Utrata wpływów w Czadzie jest niezwykle bolesnym ciosem dla Paryża, nie tylko politycznym. Po wycofaniu się z Mali to właśnie Czad zyskał pozycję kluczowego partnera w walce z grupami terrorystycznymi i kryminalnymi działającymi w regionie.
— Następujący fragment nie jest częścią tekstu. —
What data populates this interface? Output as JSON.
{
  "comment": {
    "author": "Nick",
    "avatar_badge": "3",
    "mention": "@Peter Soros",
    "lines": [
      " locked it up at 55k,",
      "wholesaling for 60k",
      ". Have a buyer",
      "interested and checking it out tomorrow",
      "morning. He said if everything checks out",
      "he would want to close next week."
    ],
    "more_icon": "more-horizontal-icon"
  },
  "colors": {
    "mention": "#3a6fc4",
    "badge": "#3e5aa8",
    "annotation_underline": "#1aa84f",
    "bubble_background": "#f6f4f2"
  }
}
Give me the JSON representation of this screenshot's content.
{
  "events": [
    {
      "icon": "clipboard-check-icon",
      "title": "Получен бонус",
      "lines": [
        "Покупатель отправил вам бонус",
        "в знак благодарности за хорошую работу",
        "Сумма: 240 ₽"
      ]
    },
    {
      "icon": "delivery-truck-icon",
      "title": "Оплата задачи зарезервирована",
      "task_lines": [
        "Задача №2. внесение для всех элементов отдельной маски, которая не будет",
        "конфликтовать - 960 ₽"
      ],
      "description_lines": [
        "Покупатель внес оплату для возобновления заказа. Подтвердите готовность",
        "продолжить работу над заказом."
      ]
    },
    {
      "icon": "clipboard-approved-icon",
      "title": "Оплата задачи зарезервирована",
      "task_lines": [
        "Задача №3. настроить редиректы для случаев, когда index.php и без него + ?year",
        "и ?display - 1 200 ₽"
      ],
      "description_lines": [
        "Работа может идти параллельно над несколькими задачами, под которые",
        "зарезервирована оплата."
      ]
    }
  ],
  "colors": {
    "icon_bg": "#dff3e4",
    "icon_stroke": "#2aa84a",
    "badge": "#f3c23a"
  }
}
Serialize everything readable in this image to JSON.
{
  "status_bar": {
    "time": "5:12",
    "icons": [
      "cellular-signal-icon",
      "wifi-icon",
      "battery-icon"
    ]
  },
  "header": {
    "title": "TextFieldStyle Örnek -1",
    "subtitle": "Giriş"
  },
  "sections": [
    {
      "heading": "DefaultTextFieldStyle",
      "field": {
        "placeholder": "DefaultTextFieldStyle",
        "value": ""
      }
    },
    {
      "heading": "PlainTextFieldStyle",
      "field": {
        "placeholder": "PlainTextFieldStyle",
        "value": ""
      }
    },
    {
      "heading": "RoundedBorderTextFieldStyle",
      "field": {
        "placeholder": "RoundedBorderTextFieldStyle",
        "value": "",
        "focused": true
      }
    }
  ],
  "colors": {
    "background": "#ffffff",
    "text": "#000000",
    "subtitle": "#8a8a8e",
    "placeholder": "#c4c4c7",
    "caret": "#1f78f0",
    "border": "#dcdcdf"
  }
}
Poprzednik obecnego prezydenta Czadu, a prywatnie jego ojciec, Idriss Déby, zginął w kwietniu 2021 roku podczas odwiedzania czadyjskich żołnierzy walczących w centrum kraju z przenikającymi z Libii bojownikami. Śmierć prezydenta została potwierdzona przez rzecznika wojskowej rady tymczasowej Azema Bermendao Agounę, który poinformował, iż władzę do czasu rozpisania nowych wyborów obejmie syn Idrissa Déby’ego. Warto zaznaczyć, że wyborów do dziś nie przeprowadzono.
Mając trzydzieści siedem lat w momencie objęcia urzędu, był najmłodszą głową państwa na kontynencie. Spekuluje się, że generał od lat przygotowywany był do ewentualnego przejęcia władzy po ojcu. Wcześniej stał na czele Direction Générale des Services de Sécurité des Institutions de l’État (Dyrekcja Generalna Służb Bezpieczeństwa Instytucji Państwowych), któremu podlegała między innymi osobista ochrona prezydenta. Obecnie jest jednym z najbardziej aktywnych propagatorów zbliżenia między państwami Sahelu a Rosją.